Pour in the rice vinegar.
Add the soy sauce.
Add the mirin.
Add the dried kelp. Leave the pieces big — you’re going to remove this later.
Add the bonito flakes.
Add the grated ginger. Use fresh ginger — the powdered stuff just won’t taste the same.
Sprinkle in as much cayenne pepper as you like. You can also add in chopped hot chili peppers.
Mix to combine. Set the mixture aside. Let it sit for at least an hour to allow the flavors to meld. Use a fork to pick out the pieces of kelp; discard the kelp. If you want a smooth sauce, pour it into another bowl with a strainer over the top.
After an hour, place about 2 tablespoons of kewpie mayo into a shallow dish.

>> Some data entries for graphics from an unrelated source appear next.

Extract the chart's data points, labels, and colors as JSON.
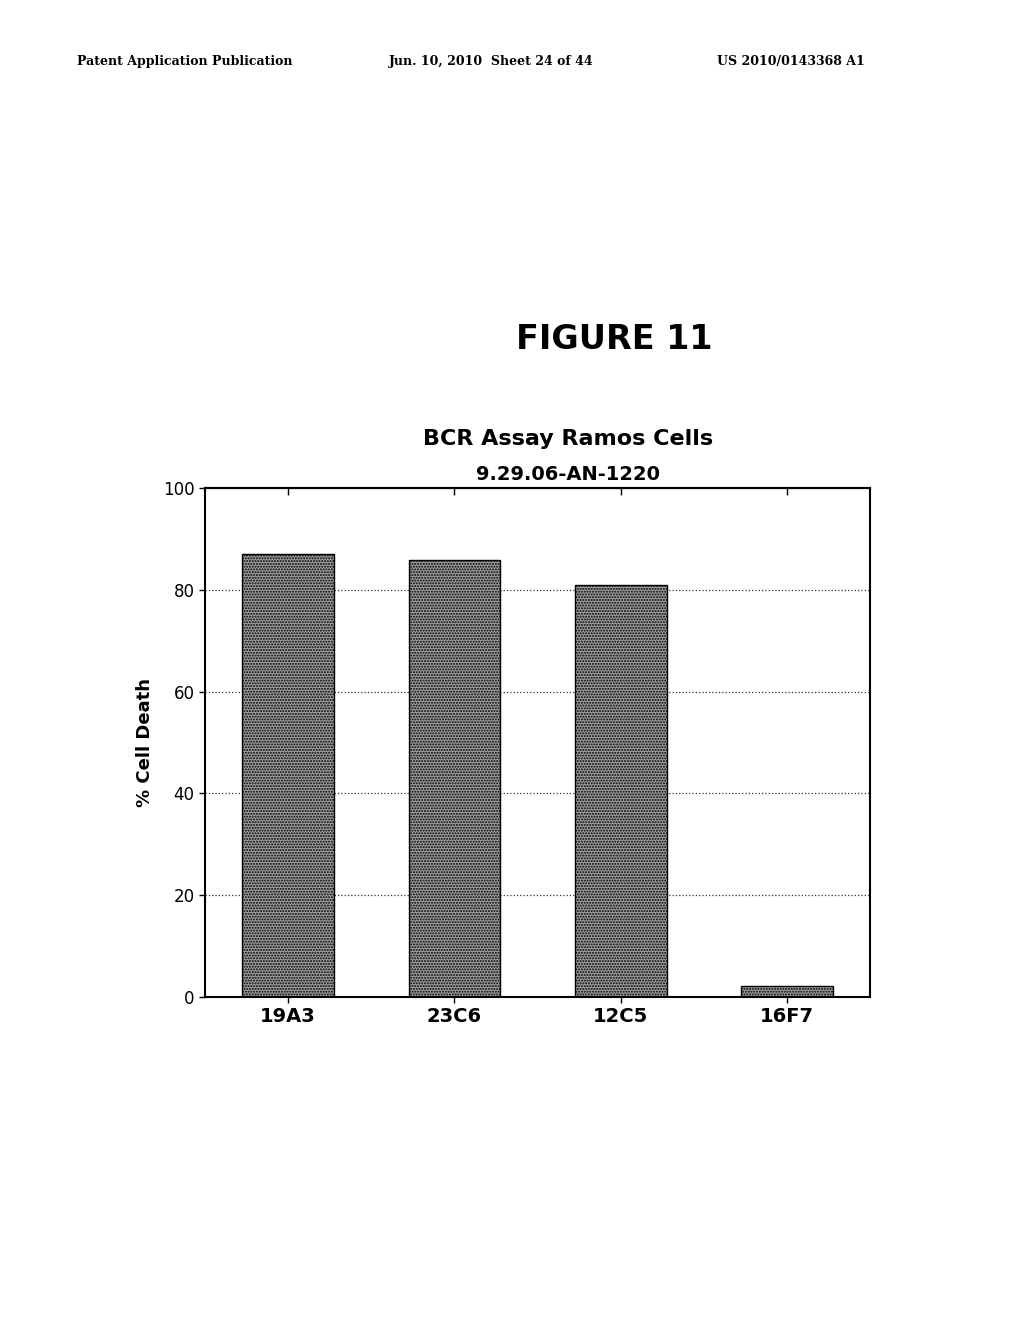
{
  "header_left": "Patent Application Publication",
  "header_mid": "Jun. 10, 2010  Sheet 24 of 44",
  "header_right": "US 2010/0143368 A1",
  "figure_label": "FIGURE 11",
  "chart_title_line1": "BCR Assay Ramos Cells",
  "chart_title_line2": "9.29.06-AN-1220",
  "categories": [
    "19A3",
    "23C6",
    "12C5",
    "16F7"
  ],
  "values": [
    87,
    86,
    81,
    2
  ],
  "ylabel": "% Cell Death",
  "ylim": [
    0,
    100
  ],
  "yticks": [
    0,
    20,
    40,
    60,
    80,
    100
  ],
  "bar_color": "#a0a0a0",
  "background_color": "#ffffff",
  "header_fontsize": 9,
  "figure_label_fontsize": 24,
  "title_fontsize": 16,
  "subtitle_fontsize": 14,
  "axis_label_fontsize": 13,
  "tick_fontsize": 12
}
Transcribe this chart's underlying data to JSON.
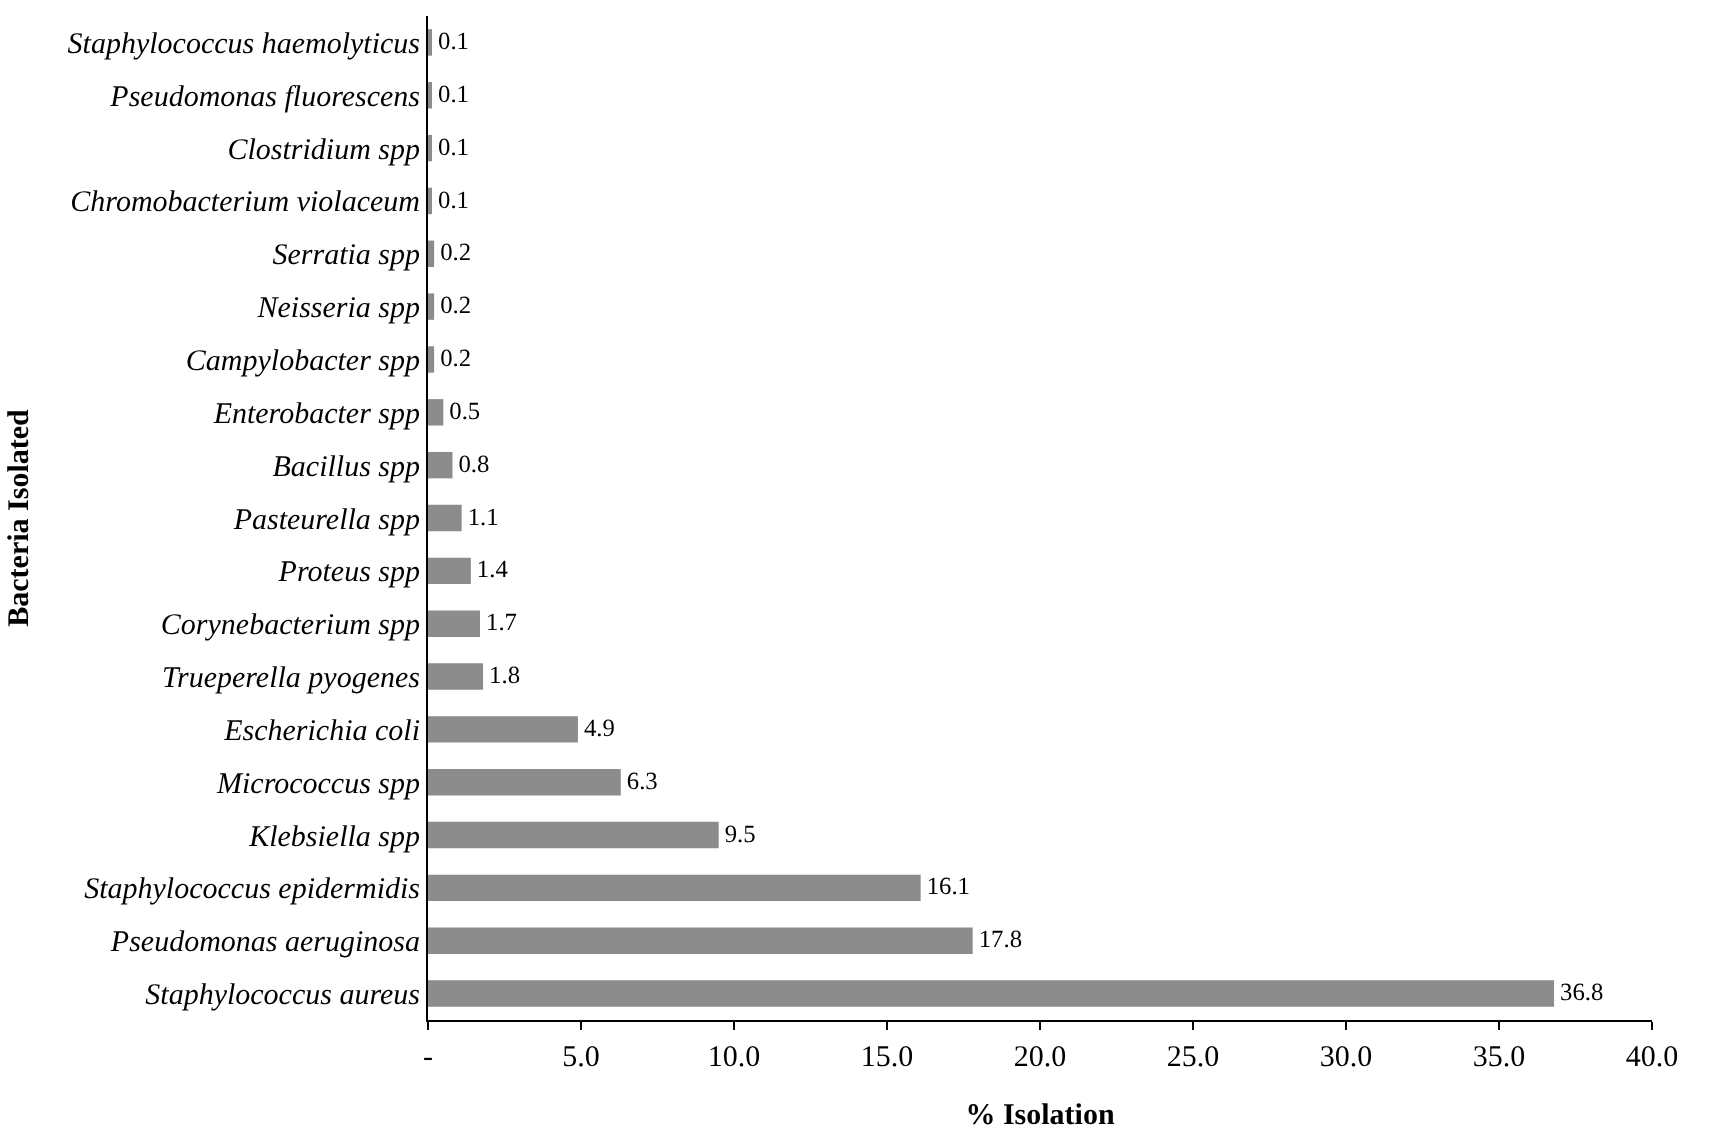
{
  "chart_data": {
    "type": "bar",
    "orientation": "horizontal",
    "xlabel": "% Isolation",
    "ylabel": "Bacteria Isolated",
    "categories": [
      "Staphylococcus haemolyticus",
      "Pseudomonas fluorescens",
      "Clostridium spp",
      "Chromobacterium violaceum",
      "Serratia spp",
      "Neisseria spp",
      "Campylobacter spp",
      "Enterobacter spp",
      "Bacillus spp",
      "Pasteurella spp",
      "Proteus spp",
      "Corynebacterium spp",
      "Trueperella pyogenes",
      "Escherichia coli",
      "Micrococcus spp",
      "Klebsiella spp",
      "Staphylococcus epidermidis",
      "Pseudomonas aeruginosa",
      "Staphylococcus aureus"
    ],
    "values": [
      0.1,
      0.1,
      0.1,
      0.1,
      0.2,
      0.2,
      0.2,
      0.5,
      0.8,
      1.1,
      1.4,
      1.7,
      1.8,
      4.9,
      6.3,
      9.5,
      16.1,
      17.8,
      36.8
    ],
    "color": "#8c8c8c",
    "data_labels": true,
    "xlim": [
      0,
      40
    ],
    "xticks": [
      {
        "value": 0,
        "label": "-"
      },
      {
        "value": 5,
        "label": "5.0"
      },
      {
        "value": 10,
        "label": "10.0"
      },
      {
        "value": 15,
        "label": "15.0"
      },
      {
        "value": 20,
        "label": "20.0"
      },
      {
        "value": 25,
        "label": "25.0"
      },
      {
        "value": 30,
        "label": "30.0"
      },
      {
        "value": 35,
        "label": "35.0"
      },
      {
        "value": 40,
        "label": "40.0"
      }
    ]
  }
}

Pour in 1 cup of the sauce mixture. (Refrigerate any unused sauce.)
Use a whisk or a fork to mix the kewpie mayo into the sauce mixture. I know, it doesn’t look very appetizing right now, but trust me…it’s delicious…so delicious you might just want to drink the sauce! 🙂
Place the shredded radish into the center of the dish.
Place thin slices of ahi tuna on top of the shredded radish.
Squeeze more kewpie mayo on top of the fish. Sprinkle sliced green onions on top. Drizzle more sauce over the fish. Optional: sprinkle smelt roe on top of it all.